Fiona McEvoy is one doctor who knows what it is like to be discriminated against. As carer for her late husband, who had cystic fibrosis, she was explicitly told that her situation would rule her out of permanent employment.
‘I wouldn’t have called myself a carer then, but in retrospect, that’s what I was,’ she says. ‘My husband was in hospital every three months. At this point, I was locuming in a practice and looking out for a job and one of the female partners said she was thinking of dropping a few sessions. But she basically said to me in conversation that I’d never get a job because my husband was sick so I’d be off all the time.
‘I was so desperate to be kept on that I just nodded and smiled. I told a friend who said it was horrendous, but I just said it was the way things were.

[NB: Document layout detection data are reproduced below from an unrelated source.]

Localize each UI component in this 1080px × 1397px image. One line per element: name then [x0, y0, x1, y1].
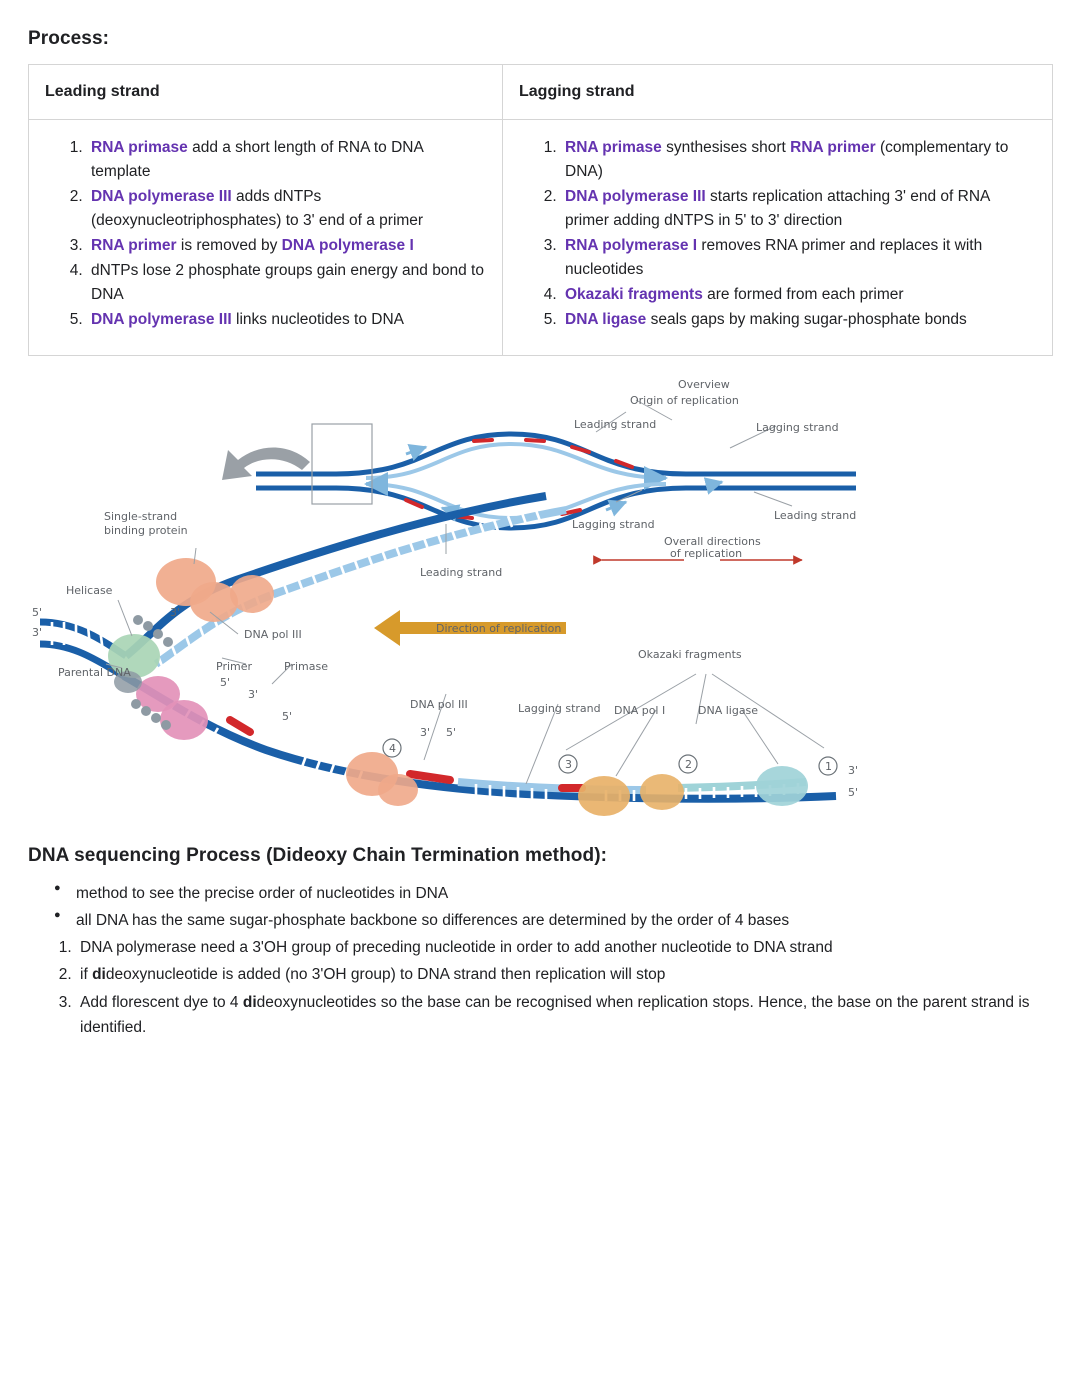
- sequencing-bullet-list: [28, 881, 1052, 933]
- list-item: 5. DNA polymerase III links nucleotides to DNA: [87, 308, 486, 332]
- helicase-label: Helicase: [66, 584, 113, 598]
- list-item: ● method to see the precise order of nucleotides in DNA: [76, 881, 1052, 906]
- process-table: [28, 64, 1053, 356]
- leading-strand-step-list: [45, 136, 486, 332]
- svg-text:5': 5': [848, 786, 859, 800]
- ssb-label-line2: binding protein: [104, 524, 188, 538]
- list-item: 3. RNA polymerase I removes RNA primer and replaces it with nucleotides: [561, 234, 1036, 282]
- list-item: 1. RNA primase add a short length of RNA to DNA template: [87, 136, 486, 184]
- lagging-strand-main-label: Lagging strand: [518, 702, 601, 716]
- list-item: 3. Add florescent dye to 4 dideoxynucleotides so the base can be recognised when replication stops. Hence, the base on the parent strand is identified.: [76, 990, 1052, 1040]
- svg-text:3: 3: [565, 758, 572, 772]
- list-item: 2. if dideoxynucleotide is added (no 3'OH group) to DNA strand then replication will stop: [76, 962, 1052, 987]
- lagging-strand-label-bottom-left: Lagging strand: [572, 518, 655, 532]
- sequencing-section-title: DNA sequencing Process (Dideoxy Chain Termination method):: [28, 845, 608, 867]
- dna-replication-diagram: [6, 364, 1030, 819]
- leading-strand-label-bottom-right: Leading strand: [774, 509, 857, 523]
- list-item: 2. DNA polymerase III adds dNTPs (deoxynucleotriphosphates) to 3' end of a primer: [87, 185, 486, 233]
- svg-text:5': 5': [32, 606, 43, 620]
- svg-text:5': 5': [446, 726, 457, 740]
- list-item: 4. Okazaki fragments are formed from each primer: [561, 283, 1036, 307]
- dna-pol-iii-bottom-label: DNA pol III: [410, 698, 468, 712]
- svg-text:3': 3': [248, 688, 259, 702]
- origin-of-replication-label: Origin of replication: [630, 394, 739, 408]
- page-title: Process:: [28, 28, 110, 49]
- leading-strand-main-label: Leading strand: [420, 566, 503, 580]
- list-item: 4. dNTPs lose 2 phosphate groups gain energy and bond to DNA: [87, 259, 486, 307]
- okazaki-fragments-label: Okazaki fragments: [638, 648, 742, 662]
- list-item: 1. RNA primase synthesises short RNA primer (complementary to DNA): [561, 136, 1036, 184]
- svg-text:3': 3': [32, 626, 43, 640]
- column-header-leading-strand: Leading strand: [29, 65, 503, 120]
- parental-dna-label: Parental DNA: [58, 666, 131, 680]
- dna-pol-i-shape: [578, 776, 630, 816]
- primer-label: Primer: [216, 660, 253, 674]
- svg-text:4: 4: [389, 742, 396, 756]
- list-item: ● all DNA has the same sugar-phosphate backbone so differences are determined by the order of 4 bases: [76, 908, 1052, 933]
- lagging-strand-label-top-right: Lagging strand: [756, 421, 839, 435]
- overall-directions-line1: Overall directions: [664, 535, 761, 549]
- overview-label: Overview: [678, 378, 730, 392]
- list-item: 1. DNA polymerase need a 3'OH group of preceding nucleotide in order to add another nucleotide to DNA strand: [76, 935, 1052, 960]
- sequencing-numbered-list: [28, 935, 1052, 1039]
- svg-text:1: 1: [825, 760, 832, 774]
- dna-ligase-shape: [756, 766, 808, 806]
- cell-lagging-strand-steps: [503, 120, 1053, 356]
- leading-strand-label-top-left: Leading strand: [574, 418, 657, 432]
- direction-of-replication-label: Direction of replication: [436, 622, 562, 636]
- table-header-row: [29, 65, 1053, 120]
- overview-inset: [256, 378, 856, 560]
- dna-pol-iii-top-label: DNA pol III: [244, 628, 302, 642]
- lagging-strand-step-list: [519, 136, 1036, 332]
- list-item: 5. DNA ligase seals gaps by making sugar-phosphate bonds: [561, 308, 1036, 332]
- primase-label: Primase: [284, 660, 328, 674]
- svg-text:5': 5': [220, 676, 231, 690]
- svg-text:3': 3': [170, 606, 181, 620]
- column-header-lagging-strand: Lagging strand: [503, 65, 1053, 120]
- dna-pol-i-label: DNA pol I: [614, 704, 666, 718]
- overall-directions-line2: of replication: [670, 547, 743, 561]
- svg-text:3': 3': [848, 764, 859, 778]
- ssb-label-line1: Single-strand: [104, 510, 178, 524]
- table-row: [29, 120, 1053, 356]
- dna-ligase-label: DNA ligase: [698, 704, 759, 718]
- svg-text:2: 2: [685, 758, 692, 772]
- list-item: 2. DNA polymerase III starts replication attaching 3' end of RNA primer adding dNTPS in 5' to 3' direction: [561, 185, 1036, 233]
- dna-pol-iii-top-shape: [230, 575, 274, 613]
- cell-leading-strand-steps: [29, 120, 503, 356]
- list-item: 3. RNA primer is removed by DNA polymerase I: [87, 234, 486, 258]
- svg-text:5': 5': [282, 710, 293, 724]
- svg-text:3': 3': [420, 726, 431, 740]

‘At the time, I was covering sick leave for two doctors, my husband was in hospital and my wee girl was about one and a half. I dropped her off to childcare, went to work, did all my sessions, and just ploughed on because I needed to have an income.’
She said to me I’d never get a job because my husband was sick so I’d be off all the time
Fiona McEvoy
This was 10 years ago. Had the Equality Act 2010 been in place in Northern Ireland, it would have meant she could have challenged anyone who refused to consider her for a post because of her caring responsibilities, she says. But almost as important would be the message the legislation would send out, that such actions weren’t acceptable, and that someone could face legal consequences if they acted in such a way.
So why is Northern Ireland lagging behind the rest of the UK in these respects? There are probably several reasons, not least that politicians only returned to Stormont last year after many years where devolution was suspended, hampering the legislative process. But in practical terms, it’s also the case that health budgets are tight, and there are huge challenges such as the longest waiting times in the UK.
‘There is a financial aspect and we’re told there’s no money, so we can’t do this and we can’t do that,’ says Dr Corrigan. ‘But the flip side is that if you retain your staff with disabilities by making simple adjustments, that will be good for the health service.’
She wants trusts to plan for disability access when they are making changes or upgrading facilities, ensuring a gradual transformation. As things stand, there are missed opportunities because it is not on the radar.
‘The staff toilets in my hospital were renovated in the last 18 months, but you can’t get wheelchairs into the cubicles. So if you’re doing the work, consider the access from the outset.
‘While there might be no money to change things retrospectively, proactive steps should be taken and then you will see that your staff will become more diverse, and you’ll be able to keep staff in post for longer, which can only help with the waiting list.
‘It is the same for carers – if you can keep carers in employment by allowing flexibility and carers’ leave then they are more likely to remain in employment.’